4.2.1.2.1.2. Level 2 - partial access within and to a specific individual's PHI

4.2.1.2.1.3. Level 3 - limited access within and to a specific individual's PHI

4.2.1.2.1.4. Level 4 - Summary PHI with limited or no identifiable information

4.2.2. ECU Health Care Components must make reasonable efforts to limit the access of such persons or classes identified in paragraph 4.2.1.1. to PHI consistent with paragraph 4.2.1.2.

4.3. Minimum Necessary Disclosures of PHI.

4.3.1. For any type of Disclosure that is made on a routine or recurring basis, ECU Health Care Components must implement policies and procedures that limit the PHI disclosed to the amount reasonably necessary to achieve the purpose of the disclosure.

4.3.2. For all other Disclosures, ECU Health Care Components must:

4.3.2.1. Develop criteria designed to limit the PHI Disclosed to the information reasonably necessary to accomplish the purpose for which Disclosure is sought; and

4.3.2.2. Review requests for Disclosure on an individual basis in accordance with such criteria.

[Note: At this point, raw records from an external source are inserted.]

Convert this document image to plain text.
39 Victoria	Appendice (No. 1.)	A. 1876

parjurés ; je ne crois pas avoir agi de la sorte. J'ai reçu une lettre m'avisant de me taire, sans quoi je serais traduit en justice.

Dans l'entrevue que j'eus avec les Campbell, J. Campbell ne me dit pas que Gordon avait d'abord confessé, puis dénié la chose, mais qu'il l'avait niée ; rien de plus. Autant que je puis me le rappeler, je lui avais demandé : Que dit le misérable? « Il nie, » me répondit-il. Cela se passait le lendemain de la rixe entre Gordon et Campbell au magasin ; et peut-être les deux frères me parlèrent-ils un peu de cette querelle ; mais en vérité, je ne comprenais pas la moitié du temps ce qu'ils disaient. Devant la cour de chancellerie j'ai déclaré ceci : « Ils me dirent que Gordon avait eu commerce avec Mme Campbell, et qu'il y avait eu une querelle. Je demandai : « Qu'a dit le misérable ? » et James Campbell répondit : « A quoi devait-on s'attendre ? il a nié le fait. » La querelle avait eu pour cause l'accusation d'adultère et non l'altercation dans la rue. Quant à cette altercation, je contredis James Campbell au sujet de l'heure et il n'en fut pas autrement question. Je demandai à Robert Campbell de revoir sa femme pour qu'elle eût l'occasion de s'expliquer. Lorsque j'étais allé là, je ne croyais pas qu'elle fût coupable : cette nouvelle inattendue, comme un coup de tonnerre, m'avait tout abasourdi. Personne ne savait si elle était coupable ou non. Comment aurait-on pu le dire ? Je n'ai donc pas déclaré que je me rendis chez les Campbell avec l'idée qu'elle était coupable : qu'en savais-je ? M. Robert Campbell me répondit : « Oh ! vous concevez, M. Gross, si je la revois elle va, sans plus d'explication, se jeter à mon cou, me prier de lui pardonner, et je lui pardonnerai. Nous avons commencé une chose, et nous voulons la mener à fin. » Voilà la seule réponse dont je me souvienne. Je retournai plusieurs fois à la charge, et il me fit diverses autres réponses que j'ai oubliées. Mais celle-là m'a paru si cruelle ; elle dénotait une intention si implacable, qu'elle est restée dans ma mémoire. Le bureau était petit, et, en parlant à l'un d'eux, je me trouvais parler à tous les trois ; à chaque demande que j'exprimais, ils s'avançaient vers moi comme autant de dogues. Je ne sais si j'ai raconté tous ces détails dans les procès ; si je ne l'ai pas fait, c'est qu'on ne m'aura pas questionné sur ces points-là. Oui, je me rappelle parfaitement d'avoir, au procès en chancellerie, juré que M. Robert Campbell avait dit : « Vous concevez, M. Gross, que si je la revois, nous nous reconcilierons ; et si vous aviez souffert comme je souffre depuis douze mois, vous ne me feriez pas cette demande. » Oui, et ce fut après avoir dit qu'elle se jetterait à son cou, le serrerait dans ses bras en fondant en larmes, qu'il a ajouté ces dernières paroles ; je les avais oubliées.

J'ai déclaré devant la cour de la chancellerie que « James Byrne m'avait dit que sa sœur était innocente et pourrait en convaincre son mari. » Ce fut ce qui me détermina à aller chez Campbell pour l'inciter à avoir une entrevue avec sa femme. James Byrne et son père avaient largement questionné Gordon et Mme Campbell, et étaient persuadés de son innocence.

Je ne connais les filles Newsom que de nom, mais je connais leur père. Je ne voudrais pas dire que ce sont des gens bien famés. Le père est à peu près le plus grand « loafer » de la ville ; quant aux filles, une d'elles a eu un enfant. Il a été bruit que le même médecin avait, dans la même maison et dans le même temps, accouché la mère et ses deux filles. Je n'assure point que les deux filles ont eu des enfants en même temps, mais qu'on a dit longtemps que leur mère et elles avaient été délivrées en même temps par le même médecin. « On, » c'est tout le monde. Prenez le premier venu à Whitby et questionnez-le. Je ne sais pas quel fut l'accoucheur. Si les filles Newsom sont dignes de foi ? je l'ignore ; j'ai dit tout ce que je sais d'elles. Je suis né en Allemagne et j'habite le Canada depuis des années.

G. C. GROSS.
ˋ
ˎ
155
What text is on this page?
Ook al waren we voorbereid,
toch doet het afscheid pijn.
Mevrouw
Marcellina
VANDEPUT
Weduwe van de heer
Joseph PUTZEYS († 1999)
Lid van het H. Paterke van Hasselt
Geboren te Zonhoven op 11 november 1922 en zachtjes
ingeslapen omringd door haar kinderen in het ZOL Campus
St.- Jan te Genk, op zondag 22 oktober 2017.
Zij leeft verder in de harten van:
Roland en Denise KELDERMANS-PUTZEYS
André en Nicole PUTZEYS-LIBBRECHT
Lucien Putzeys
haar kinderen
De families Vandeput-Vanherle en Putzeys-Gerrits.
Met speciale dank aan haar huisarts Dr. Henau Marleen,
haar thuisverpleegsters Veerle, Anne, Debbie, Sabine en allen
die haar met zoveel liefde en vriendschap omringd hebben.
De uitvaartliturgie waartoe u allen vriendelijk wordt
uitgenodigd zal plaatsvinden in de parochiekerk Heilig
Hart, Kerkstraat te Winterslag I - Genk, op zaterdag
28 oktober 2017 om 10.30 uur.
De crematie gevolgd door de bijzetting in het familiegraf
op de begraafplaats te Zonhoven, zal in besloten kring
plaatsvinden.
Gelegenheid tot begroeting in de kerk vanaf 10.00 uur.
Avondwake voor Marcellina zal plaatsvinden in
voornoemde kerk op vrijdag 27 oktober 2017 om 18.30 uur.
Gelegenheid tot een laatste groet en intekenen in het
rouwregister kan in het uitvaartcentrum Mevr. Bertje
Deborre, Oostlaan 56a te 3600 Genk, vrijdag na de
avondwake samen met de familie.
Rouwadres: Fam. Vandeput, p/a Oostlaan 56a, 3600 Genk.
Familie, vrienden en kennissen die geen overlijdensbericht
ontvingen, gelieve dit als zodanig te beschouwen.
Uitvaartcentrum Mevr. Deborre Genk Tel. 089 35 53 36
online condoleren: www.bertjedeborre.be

4.3.3. ECU Health Care Components may rely, if such reliance is reasonable under the circumstances, on a requested disclosure as the minimum necessary for the stated purpose when:

4.3.3.1. Making Disclosures to public officials that are permitted to receive PHI under HIPAA, if the public official represents that the information requested is the minimum necessary for the stated purpose(s);

4.3.3.2. The information is requested by another Covered Entity;

4.3.3.3. The information is requested by a professional who is a member of an ECU Health Care Component's Workforce or is a business associate of such Component for the purpose of providing professional services to the Component, if the professional represents that the information requested is the minimum necessary for the stated purposes(s); or

4.3.3.4. Documentation or representations that comply with the applicable requirements of Uses and Disclosure for research purposes.

4.4. Minimum Necessary Requests for PHI.

4.4.1. ECU Health Care Components must limit any request for PHI to that which is reasonably necessary to accomplish the purpose for which the request is made, when requesting such information from other Covered Entities.

4.4.2. For a request that is made on a routine and recurring basis, ECU Health Care Components must implement policies and procedures that limit the PHI requested to the amount reasonably necessary to accomplish the purpose for which the request is made.

4.4.3. For all other requests, ECU Health Care Components must:

4.4.3.1. Develop criteria designed to limit the request for PHI to the information reasonably necessary to accomplish the purpose for which the request is made; and

4.4.3.2. Review requests for Disclosure on an individual basis in accordance with such criteria.